Denzil doing agility back in the "good old days."
Note that he's so keen to compete that the fur on his back is up..
It's not that I didn't enjoy her article in this month’s Clean Run magazine, it's just that I wish it weren't true. In her article titled “Has Agility Gone the Way of Obedience?” Kristine talks about the increasing competitiveness of agility - how it used to be a sport where everybody cheered for everyone else, but that’s not so true anymore. Now people have handling systems, ways to train that are “better” than others, and are often less than supportive of their fellow competitors. There's just not as much camaraderie as there used to be.
If you’d asked me a few weeks ago, I might have disagreed. But after a couple of things I’ve experienced lately, I’m not so sure.
Situation One: Ugly Competitors
About a month ago, I was bar setter at our agility trial. My area of the course included the double jump, the triple jump, and a high/plank jump on a curve. I figured this would mean a lot of jumps down and a lot of action for me. Unfortunately, only one competitor in all of the Excellent class had any of those jumps down. One of my friends joked that I was like the Maytag Repairperson.
All of this free time did provide me ample opportunity to eavesdrop on the competitors sitting near my end of the ring. I’ve gotta say that much of what I heard appalled me. This particular group of folks started by chatting about their breed of dog, and the philosophy behind some upcoming breedings they had planned. This was interesting not because I like their chosen breed, but dog talk is usually fun and informative. Why not learn new things when eavesdropping?

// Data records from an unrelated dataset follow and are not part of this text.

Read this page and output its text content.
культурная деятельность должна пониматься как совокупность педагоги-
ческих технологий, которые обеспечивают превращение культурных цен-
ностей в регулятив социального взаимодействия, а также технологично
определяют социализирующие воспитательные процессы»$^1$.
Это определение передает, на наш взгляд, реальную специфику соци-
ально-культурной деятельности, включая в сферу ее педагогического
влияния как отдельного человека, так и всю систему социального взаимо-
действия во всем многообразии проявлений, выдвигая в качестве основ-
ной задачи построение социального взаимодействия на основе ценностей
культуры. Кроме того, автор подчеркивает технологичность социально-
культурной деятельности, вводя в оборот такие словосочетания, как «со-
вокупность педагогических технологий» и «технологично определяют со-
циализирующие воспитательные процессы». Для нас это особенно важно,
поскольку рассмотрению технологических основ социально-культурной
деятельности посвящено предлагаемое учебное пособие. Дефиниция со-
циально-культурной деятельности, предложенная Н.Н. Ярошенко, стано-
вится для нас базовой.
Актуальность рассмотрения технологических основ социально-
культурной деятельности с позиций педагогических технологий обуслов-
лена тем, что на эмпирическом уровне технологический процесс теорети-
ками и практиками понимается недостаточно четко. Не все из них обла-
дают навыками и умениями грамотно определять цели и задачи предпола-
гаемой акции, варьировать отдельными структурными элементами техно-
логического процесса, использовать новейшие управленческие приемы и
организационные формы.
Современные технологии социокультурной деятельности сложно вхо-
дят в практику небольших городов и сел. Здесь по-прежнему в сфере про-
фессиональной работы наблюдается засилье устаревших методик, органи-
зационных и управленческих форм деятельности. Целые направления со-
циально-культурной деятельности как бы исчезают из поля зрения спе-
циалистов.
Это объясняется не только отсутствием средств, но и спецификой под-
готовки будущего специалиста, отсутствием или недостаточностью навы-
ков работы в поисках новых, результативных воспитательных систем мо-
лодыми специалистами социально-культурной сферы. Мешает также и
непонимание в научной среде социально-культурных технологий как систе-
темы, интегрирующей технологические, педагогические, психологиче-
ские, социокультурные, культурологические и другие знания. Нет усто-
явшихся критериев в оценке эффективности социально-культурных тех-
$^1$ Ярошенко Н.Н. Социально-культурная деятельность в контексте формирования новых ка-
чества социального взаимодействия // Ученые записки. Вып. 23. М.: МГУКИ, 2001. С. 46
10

Then they turned their conversation to the other competitors, and it wasn’t kind. They talked about how some people shouldn’t even bother coming in the ring because they aren’t competitive, how “well, she trains with so-and-so,” the like. They also seemed to enjoy maligning other breeds. We have a multi-MACH Cardi in our area. I paid particular attention to what they said while she was in the ring. They really liked this dog (how could you not – she has MACH’s and she runs like it), but then one of them said something like, “That’s the only corgi I’ve seen that isn’t fat and slow and who should be running agility.” GRRR. If I’d been feeling more cranky I would have said something, or “accidently” dropped an extra plank from the high jump on their toes.

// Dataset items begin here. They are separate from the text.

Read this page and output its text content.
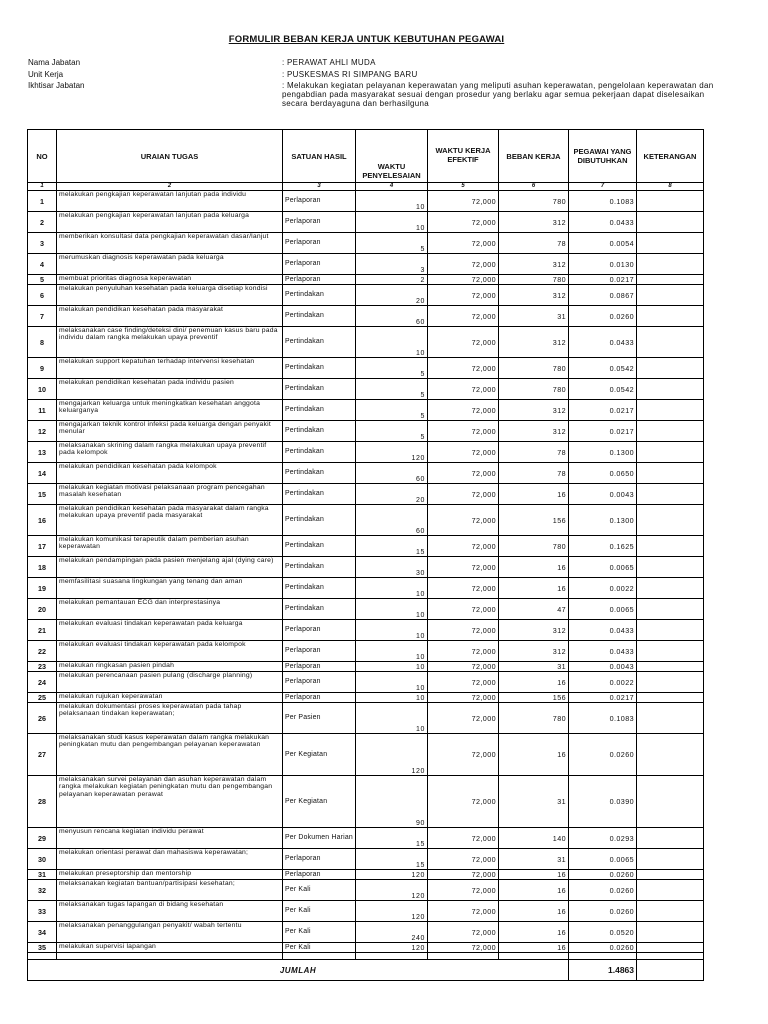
FORMULIR BEBAN KERJA UNTUK KEBUTUHAN PEGAWAI
Nama Jabatan	: PERAWAT AHLI MUDA
Unit Kerja	: PUSKESMAS RI SIMPANG BARU
Ikhtisar Jabatan	: Melakukan kegiatan pelayanan keperawatan yang meliputi asuhan keperawatan, pengelolaan keperawatan dan pengabdian pada masyarakat sesuai dengan prosedur yang berlaku agar semua pekerjaan dapat diselesaikan secara berdayaguna dan berhasilguna
NO	URAIAN TUGAS	SATUAN HASIL	WAKTU PENYELESAIAN	WAKTU KERJA EFEKTIF	BEBAN KERJA	PEGAWAI YANG DIBUTUHKAN	KETERANGAN
1	2	3	4	5	6	7	8
1	melakukan pengkajian keperawatan lanjutan pada individu	Perlaporan	10	72,000	780	0.1083	
2	melakukan pengkajian keperawatan lanjutan pada keluarga	Perlaporan	10	72,000	312	0.0433	
3	memberikan konsultasi data pengkajian keperawatan dasar/lanjut	Perlaporan	5	72,000	78	0.0054	
4	merumuskan diagnosis keperawatan pada keluarga	Perlaporan	3	72,000	312	0.0130	
5	membuat prioritas diagnosa keperawatan	Perlaporan	2	72,000	780	0.0217	
6	melakukan penyuluhan kesehatan pada keluarga disetiap kondisi	Pertindakan	20	72,000	312	0.0867	
7	melakukan pendidikan kesehatan pada masyarakat	Pertindakan	60	72,000	31	0.0260	
8	melaksanakan case finding/deteksi dini/ penemuan kasus baru pada individu dalam rangka melakukan upaya preventif	Pertindakan	10	72,000	312	0.0433	
9	melakukan support kepatuhan terhadap intervensi kesehatan	Pertindakan	5	72,000	780	0.0542	
10	melakukan pendidikan kesehatan pada individu pasien	Pertindakan	5	72,000	780	0.0542	
11	mengajarkan keluarga untuk meningkatkan kesehatan anggota keluarganya	Pertindakan	5	72,000	312	0.0217	
12	mengajarkan teknik kontrol infeksi pada keluarga dengan penyakit menular	Pertindakan	5	72,000	312	0.0217	
13	melaksanakan skrining dalam rangka melakukan upaya preventif pada kelompok	Pertindakan	120	72,000	78	0.1300	
14	melakukan pendidikan kesehatan pada kelompok	Pertindakan	60	72,000	78	0.0650	
15	melakukan kegiatan motivasi pelaksanaan program pencegahan masalah kesehatan	Pertindakan	20	72,000	16	0.0043	
16	melakukan pendidikan kesehatan pada masyarakat dalam rangka melakukan upaya preventif pada masyarakat	Pertindakan	60	72,000	156	0.1300	
17	melakukan komunikasi terapeutik dalam pemberian asuhan keperawatan	Pertindakan	15	72,000	780	0.1625	
18	melakukan pendampingan pada pasien menjelang ajal (dying care)	Pertindakan	30	72,000	16	0.0065	
19	memfasilitasi suasana lingkungan yang tenang dan aman	Pertindakan	10	72,000	16	0.0022	
20	melakukan pemantauan ECG dan interprestasinya	Pertindakan	10	72,000	47	0.0065	
21	melakukan evaluasi tindakan keperawatan pada keluarga	Perlaporan	10	72,000	312	0.0433	
22	melakukan evaluasi tindakan keperawatan pada kelompok	Perlaporan	10	72,000	312	0.0433	
23	melakukan ringkasan pasien pindah	Perlaporan	10	72,000	31	0.0043	
24	melakukan perencanaan pasien pulang (discharge planning)	Perlaporan	10	72,000	16	0.0022	
25	melakukan rujukan keperawatan	Perlaporan	10	72,000	156	0.0217	
26	melakukan dokumentasi proses keperawatan pada tahap pelaksanaan tindakan keperawatan;	Per Pasien	10	72,000	780	0.1083	
27	melaksanakan studi kasus keperawatan dalam rangka melakukan peningkatan mutu dan pengembangan pelayanan keperawatan	Per Kegiatan	120	72,000	16	0.0260	
28	melaksanakan survei pelayanan dan asuhan keperawatan dalam rangka melakukan kegiatan peningkatan mutu dan pengembangan pelayanan keperawatan perawat	Per Kegiatan	90	72,000	31	0.0390	
29	menyusun rencana kegiatan individu perawat	Per Dokumen Harian	15	72,000	140	0.0293	
30	melakukan orientasi perawat dan mahasiswa keperawatan;	Perlaporan	15	72,000	31	0.0065	
31	melakukan preseptorship dan mentorship	Perlaporan	120	72,000	16	0.0260	
32	melaksanakan kegiatan bantuan/partisipasi kesehatan;	Per Kali	120	72,000	16	0.0260	
33	melaksanakan tugas lapangan di bidang kesehatan	Per Kali	120	72,000	16	0.0260	
34	melaksanakan penanggulangan penyakit/ wabah tertentu	Per Kali	240	72,000	16	0.0520	
35	melakukan supervisi lapangan	Per Kali	120	72,000	16	0.0260	

JUMLAH						1.4863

Situation Two: My training philosophy is right (meaning yours isn’t)
I am training Ziggy to do the weaves. Ziggy does pretty much everything slow. Unless he's chasing a squirrel or guarding our house from the neighborhood dogs, Ziggy sees no need to do things quickly. I'm trying to train him to be at least somewhat quick through the poles, so I’m training using channel weaves. It seems to be working pretty well. He’s happy, reliable with his weave entries, and brisk through the poles.

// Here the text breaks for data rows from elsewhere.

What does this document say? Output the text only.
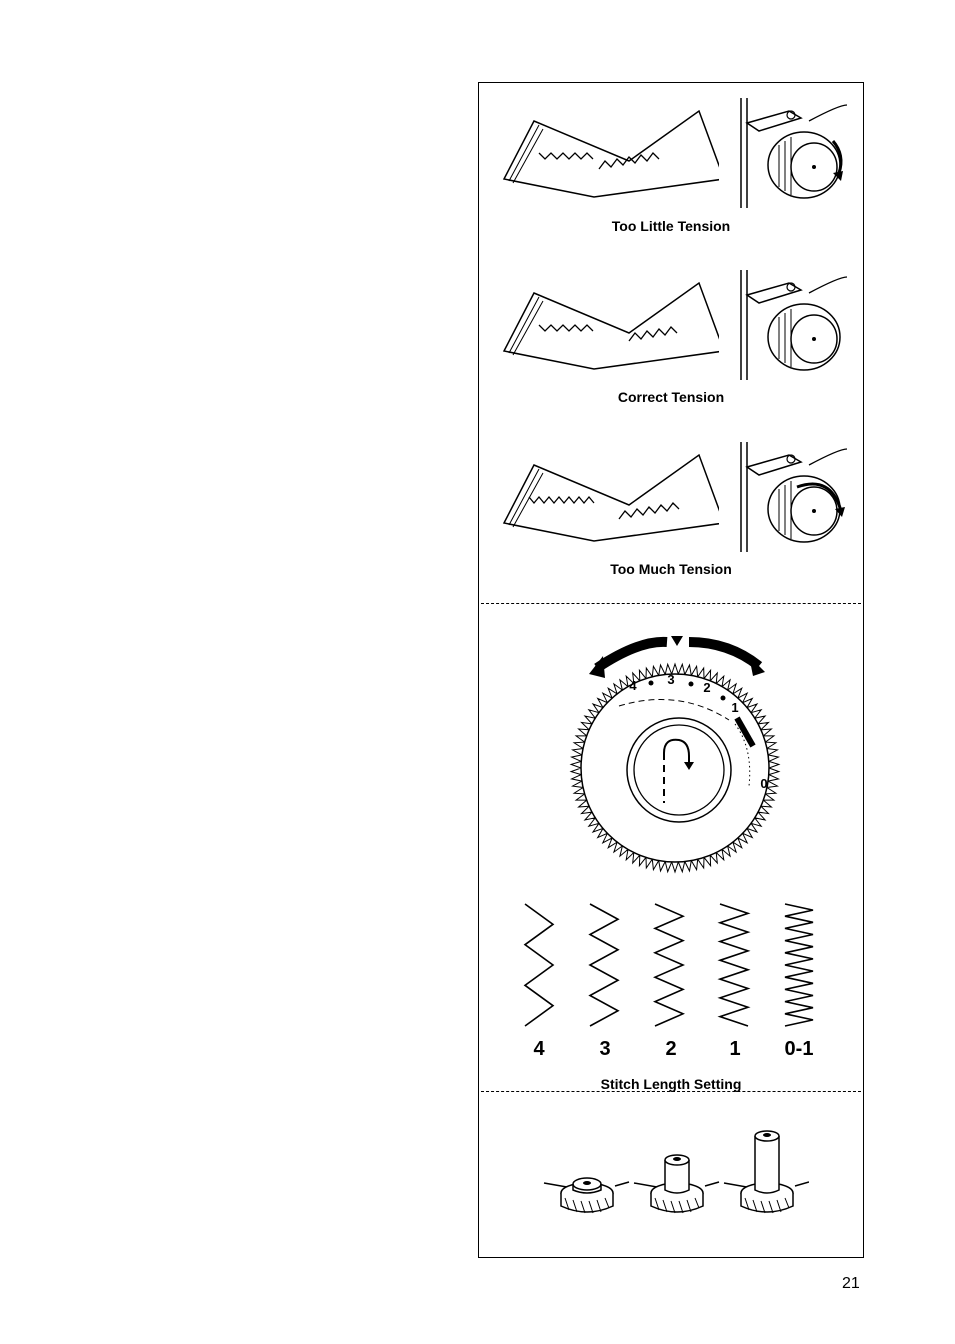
Too Little Tension
Correct Tension
Too Much Tension
4 3
2
1
0
4	3	2	1	0-1
Stitch Length Setting
21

The woman who’s teaching the agility class I’m in uses a different method. In the spirit of learning a new training technique, I tried to practice in class using her method, but Z just didn’t get it. That’s ok – maybe if I’d started that way from the beginning it would work – but at this point I’m determined to see the channel weave method through. Anyway, she mentions to me that “no top trainers” are using channel weaves anymore, and that dogs trained this way just learn to run parallel to the poles. I was a bit taken aback.
Just because I choose a different training method doesn’t mean that one of us has to be wrong. There are many ways to train agility obstacles (and I have many of the DVD's to prove it!). What works for one dog/handler combo might not work for another. I’m always looking for the best way to train my dog so that we both have fun and we complete the course safely and cleanly. I guess maybe I missed the memo about right and wrong handling systems and obstacle training methods.
So yeah, I guess things have changed in the agility world. It's not too bad for me, though - maybe it’s because I'm not a world contender (heck, I run my dogs in 8” Preferred – how competitive can I be?), or that I don’t live or compete in any of the big metropolitan areas - so far I've been able to keep myself out of the worst of the political fray at trials. My dogs and I still enjoy the sport, and I have a group of friends from the area who are still happy to watch each other do well.
I know a lot of you are fellow agility folks. What’s the trial atmosphere like in your areas?